Exploring inside our warehouses is one of the high points of a tour of the distillery, and every day visitors ask a myriad of question about how we choose our casks and how it affects the maturation of our whisky. Here are some of your questions answered:
Q: How much of our whisky is matured in bourbon casks and how much in sherry casks?
A: Approximately 68% of Wolfburn’s spirit is matured in bourbon barrels, 25% in sherry butts (Oloroso and Pedro Ximénez), and 7% in an eclectic mix of other casks including Amontillado, Madeira, rum and port.
Q: Where do our bourbon casks originate from?
A: Sources vary: over the years we’ve had casks from distilleries including Heaven Hill, Buffalo Trace and Jim Beam.
Q: And where do the sherry casks hail from?
A: Sources vary but they all begin life at bodegas in Jerez, including Baco, Peréz, Miguel and Byass.
Q: Are Wolfburn’s casks first or second fill?
A: First we should clarify the terminology: a first-fill cask is one that’s being used to make scotch whisky for the first time. So even though it’s previously been used for, say, bourbon maturation, it’s referred to as a first-fill in Scotland. When the contents are emptied (or vatted, to use the proper term) and the cask is refilled, it then becomes a second fill. At Wolfburn we use a combination of first and second fill casks. Virtually none are filled for a third time though.
Q: Does long maturation always produce better whisky?

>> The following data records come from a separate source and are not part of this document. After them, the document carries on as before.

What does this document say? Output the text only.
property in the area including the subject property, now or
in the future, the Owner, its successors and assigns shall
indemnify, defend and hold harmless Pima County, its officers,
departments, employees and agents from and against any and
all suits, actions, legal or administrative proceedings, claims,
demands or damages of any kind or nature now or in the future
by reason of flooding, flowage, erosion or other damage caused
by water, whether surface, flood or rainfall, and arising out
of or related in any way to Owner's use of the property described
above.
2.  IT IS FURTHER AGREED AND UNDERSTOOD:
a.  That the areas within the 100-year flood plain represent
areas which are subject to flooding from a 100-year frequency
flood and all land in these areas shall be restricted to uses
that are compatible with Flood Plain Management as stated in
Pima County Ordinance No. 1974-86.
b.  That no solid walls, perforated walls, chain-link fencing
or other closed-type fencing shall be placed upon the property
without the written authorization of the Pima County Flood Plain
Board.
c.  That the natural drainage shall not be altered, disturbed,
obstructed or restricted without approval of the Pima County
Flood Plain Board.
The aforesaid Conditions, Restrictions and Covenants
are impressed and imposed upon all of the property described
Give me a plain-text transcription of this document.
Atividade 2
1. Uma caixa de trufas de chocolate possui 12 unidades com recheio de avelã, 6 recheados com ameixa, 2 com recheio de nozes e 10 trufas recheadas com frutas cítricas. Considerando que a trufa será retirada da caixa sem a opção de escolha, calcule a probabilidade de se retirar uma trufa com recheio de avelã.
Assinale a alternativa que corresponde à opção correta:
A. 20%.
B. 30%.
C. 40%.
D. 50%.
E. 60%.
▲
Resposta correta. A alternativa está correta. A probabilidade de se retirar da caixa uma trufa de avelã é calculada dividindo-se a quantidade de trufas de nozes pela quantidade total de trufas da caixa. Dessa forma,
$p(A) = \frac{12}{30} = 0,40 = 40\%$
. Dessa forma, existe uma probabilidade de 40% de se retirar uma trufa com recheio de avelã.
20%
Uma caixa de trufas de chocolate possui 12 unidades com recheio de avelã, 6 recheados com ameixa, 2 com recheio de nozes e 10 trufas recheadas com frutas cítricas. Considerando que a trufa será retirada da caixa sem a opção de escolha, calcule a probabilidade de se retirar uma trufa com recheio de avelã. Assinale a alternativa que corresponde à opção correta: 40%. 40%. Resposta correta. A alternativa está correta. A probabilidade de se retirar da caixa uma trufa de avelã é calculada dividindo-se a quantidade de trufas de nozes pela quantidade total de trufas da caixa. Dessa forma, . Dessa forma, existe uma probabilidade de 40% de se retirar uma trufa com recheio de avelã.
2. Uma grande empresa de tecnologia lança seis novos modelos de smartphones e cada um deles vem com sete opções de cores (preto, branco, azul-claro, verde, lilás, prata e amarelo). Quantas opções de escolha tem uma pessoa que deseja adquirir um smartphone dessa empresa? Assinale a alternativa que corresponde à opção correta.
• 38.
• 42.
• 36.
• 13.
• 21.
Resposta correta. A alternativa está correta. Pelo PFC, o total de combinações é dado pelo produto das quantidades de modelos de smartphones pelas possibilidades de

A: That’s a tricky one. It’s true that whisky inside a cask matures over time, so logically the longer it waits the better it becomes. But the angels will take their share of course, and once the level inside drops too much the whisky can become over-wooded and unpleasant on the palate. Whisky quality is affected by a combination of factors, including cask type, size, temperature inside the warehouse, humidity – and of course age.
Q: Do you sample the casks as they mature?
A: Yes. It’s a tough job but someone has to do it…
The final word must go to Iain: “There are no hard and fast rules but we try to stick to our core strategy, which is to make the best possible spirit and put it into the best possible casks. Old Father Time takes care of the rest.”